Переводили нас на три дня в холодную неустроенную камеру. В нашей морили клопов. Сказали, по моему заявлению. «Короли» — Феликс и компания — были недовольны. Им неудобно куда-то перебираться с хорошо насиженного места и толку, говорят, от дезинфекции нет: через пару дней клопы опять всюду. Чего ради переходить, мучиться в холодной камере? «Ты, профессор, зря заявления пишешь. Всю хату подводишь», — ворчали «короли». Отчасти они правы. Намаявшись три дня в отстойнике, вернулись в свою камеру. Острая вонь, кружится голова, резво выбегает навстречу первый клоп. Соскучился. Однако я спорил. «Короли» лежат ближе к окнам, там прохладнее, поэтому их меньше кусают. Если плохо дезинфицируют, надо добиваться, чтобы делали лучше. Надо снова жаловаться, не отдавать же клопам себя на съедение. Ведь есть камеры, где их нет, значит, и тут не должно быть. Если нарочно загоняют в холодные отстойники, чтоб не жаловались на клопов, то это издевательство. Следующий раз мы не пойдем туда, а потребуем нормальных условий. И кроме того, заявление мое относилось не к этой камере, а к 220-й. Тем не менее потребовали, чтобы впредь свои заявления я показывал хате. Внутренняя цензура. Отношения с Феликсом и «королями» портились.

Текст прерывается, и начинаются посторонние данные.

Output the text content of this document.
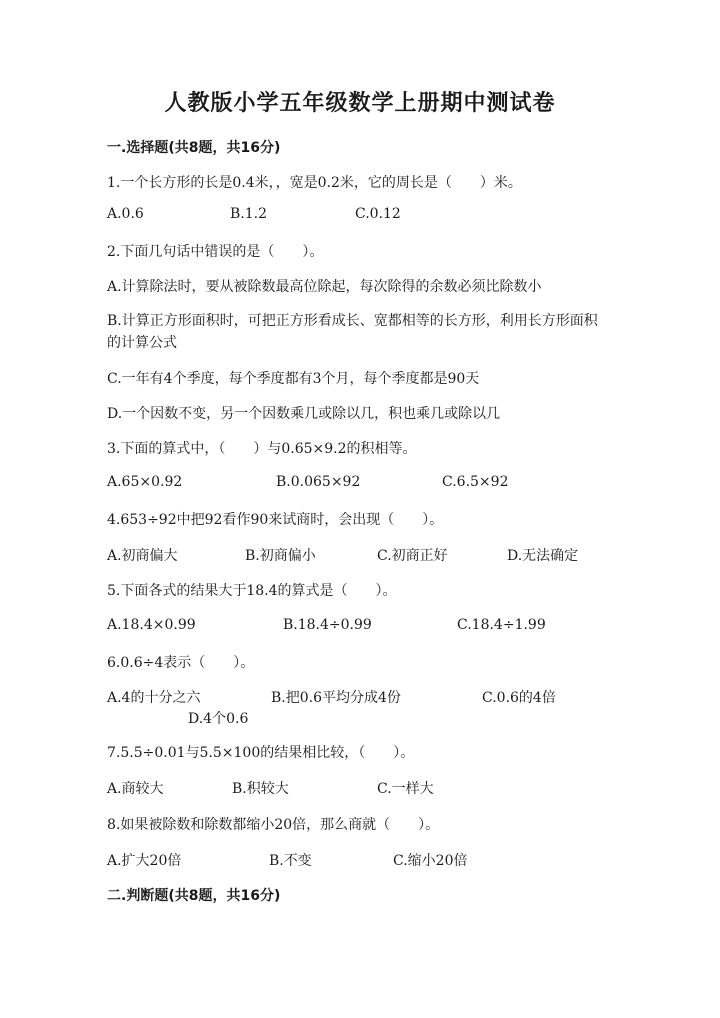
人教版小学五年级数学上册期中测试卷
一.选择题(共8题，共16分)
1.一个长方形的长是0.4米，，宽是0.2米，它的周长是（　　）米。
A.0.6	B.1.2	C.0.12
2.下面几句话中错误的是（　　）。
A.计算除法时，要从被除数最高位除起，每次除得的余数必须比除数小
B.计算正方形面积时，可把正方形看成长、宽都相等的长方形，利用长方形面积的计算公式
C.一年有4个季度，每个季度都有3个月，每个季度都是90天
D.一个因数不变，另一个因数乘几或除以几，积也乘几或除以几
3.下面的算式中，（　　）与0.65×9.2的积相等。
A.65×0.92	B.0.065×92	C.6.5×92
4.653÷92中把92看作90来试商时，会出现（　　）。
A.初商偏大	B.初商偏小	C.初商正好	D.无法确定
5.下面各式的结果大于18.4的算式是（　　）。
A.18.4×0.99	B.18.4÷0.99	C.18.4÷1.99
6.0.6÷4表示（　　）。
A.4的十分之六	B.把0.6平均分成4份	C.0.6的4倍
D.4个0.6
7.5.5÷0.01与5.5×100的结果相比较，（　　）。
A.商较大	B.积较大	C.一样大
8.如果被除数和除数都缩小20倍，那么商就（　　）。
A.扩大20倍	B.不变	C.缩小20倍
二.判断题(共8题，共16分)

Правая рука Феликса, Володя, тиранил всю камеру. То и дело кого-то пинает, щелкает, над кем-то потешается. Однажды положил на мой шконарь спичечную коробку с клопами. Вскакиваю, кричу в рожу:

— Это не шутка, это издевательство, убери сейчас же!

Он несколько оторопел, но коробку убрал. Матюкнулся для престижа:

— Такую-то мать, настроение испортил!

Пользуясь поддержкой Феликса, Володя наглел с каждым днем.

«Королями» здесь называют тех, кто ест за столом, остальные на нижних шконарях: кто сидя, кто на корточках с пола. К кормушке выстраивается длинная очередь. Короли не стоят, им подают. В первую очередь им, потом берет себе первая семья, вторая и так по ранжиру. Как-то я оказался у бачка и стал наполнять кружки кипятком на свою семью. Мне говорят: «Сначала на стол». — «Не маленькие, сами нальют». После обеда подходит от них Сережа-армян:

— Обижаешь, профессор, зачем плохие слова на нас говоришь? Сам сядешь за стол — тебе будут подавать, такой закон.

— Почему я должен тебя обслуживать? — отвечаю. — Кто хочет, пожалуйста, а я не хочу.

Вмешивается Володя с угрозой в голосе:

— За почему в тюрьме бьют по кочану. Делай что говорят и не спрашивай.

Кому дачка приходит, сначала на стол. Подходит Феликс — берет, другой из них — берет. Володя загребает без зазрения совести. Остается лишь то, чего у них и без того полно. В нашей семье — дачка. У нас открыто не крохоборничали. Но садимся есть, и «Смоленск», хромой, хамовитый парень откуда-то из Смоленска, сам ни разу ничего не получавший, отрезает сыр, колбасу — дань королям. Я его останавливаю.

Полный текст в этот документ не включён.